My Tormach 770 has a maximum specified runout of .02mm at the spindle and .03mm at a distance of 100mm from the spindle.  The machine actually measured at .01mm (.0004") and .02mm (.0008") respectively.

Normally, the spindle face isn't used in machining (setting the face as the reference surface for tool offsets being an exception) so the perpendicularity to the spindle axis isn't an issue  Tormach also uses the spindle face as a registration surface for its TTS system and has a technical bulletin regarding checking an correcting that surface prior to converting a non Tormach mill to use the TTS system.  My forty year old mill/drill had no measurable variation around its circumference.


----------



## RJSakowski (Aug 9, 2018)

macardoso said:


> I
> RJSakowski, I like that method! it is very similar to the method you might use to true a lathe.  I see that this method COULD impart error due to the fit between the spindle taper form and the R8 collet taper form.

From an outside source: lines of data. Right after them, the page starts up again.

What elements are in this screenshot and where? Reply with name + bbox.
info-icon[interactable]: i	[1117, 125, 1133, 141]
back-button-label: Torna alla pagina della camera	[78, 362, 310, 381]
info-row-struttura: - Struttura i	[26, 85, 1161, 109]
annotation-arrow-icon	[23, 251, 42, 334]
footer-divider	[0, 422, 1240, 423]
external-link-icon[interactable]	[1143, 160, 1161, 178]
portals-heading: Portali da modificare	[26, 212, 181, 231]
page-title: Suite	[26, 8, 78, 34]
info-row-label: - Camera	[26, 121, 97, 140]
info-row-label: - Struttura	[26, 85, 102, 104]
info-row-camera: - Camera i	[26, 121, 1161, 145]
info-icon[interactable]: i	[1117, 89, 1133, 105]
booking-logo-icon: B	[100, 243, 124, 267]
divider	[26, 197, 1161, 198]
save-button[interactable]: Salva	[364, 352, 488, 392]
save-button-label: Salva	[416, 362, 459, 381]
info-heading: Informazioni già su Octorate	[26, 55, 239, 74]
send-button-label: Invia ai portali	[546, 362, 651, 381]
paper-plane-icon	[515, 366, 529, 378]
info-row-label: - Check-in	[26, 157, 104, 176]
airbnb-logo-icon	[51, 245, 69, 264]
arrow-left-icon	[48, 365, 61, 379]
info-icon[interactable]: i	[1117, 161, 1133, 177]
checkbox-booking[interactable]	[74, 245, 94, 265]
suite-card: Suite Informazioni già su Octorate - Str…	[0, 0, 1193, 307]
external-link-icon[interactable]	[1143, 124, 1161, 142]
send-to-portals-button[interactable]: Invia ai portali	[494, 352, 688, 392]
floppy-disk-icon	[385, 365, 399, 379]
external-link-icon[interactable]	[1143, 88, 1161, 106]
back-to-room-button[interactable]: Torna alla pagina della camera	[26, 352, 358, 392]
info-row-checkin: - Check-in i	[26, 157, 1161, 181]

You are correct in that an issue with the form of the R8 test bar could influence the alignment.  Ordinarily, I would expect that any imperfections would rotate with the bar.  That is you had zero runout as turned and the spindle taper were correct, when the test bar was rotated 180º,  you would still have zero runout.There is a slim possibility that imperfections in each would cancel each other out in one alignment and add in the other.  For instance, a burr on one fitting into a divot on another  but I expect that is unlikely.

Tormach has a one piece test bar which is machined to be concentric and which they use to measure runout. For $250, you can buy one from AliExpress. A bit much for what would be once in a blue moon use.  I had considered making my own but was concerned about getting the taper accurate enough that it could be considered a standard.  This is a problem with hobby based metrology.


----------



## macardoso (Aug 10, 2018)

RJSakowski said:


> This is a problem with hobby based metrology.



For sure!  I will have to measure the spindle on my machine this weekend to get a feel for how it looks.

I will write up the next section soon; this is a great conversation.


----------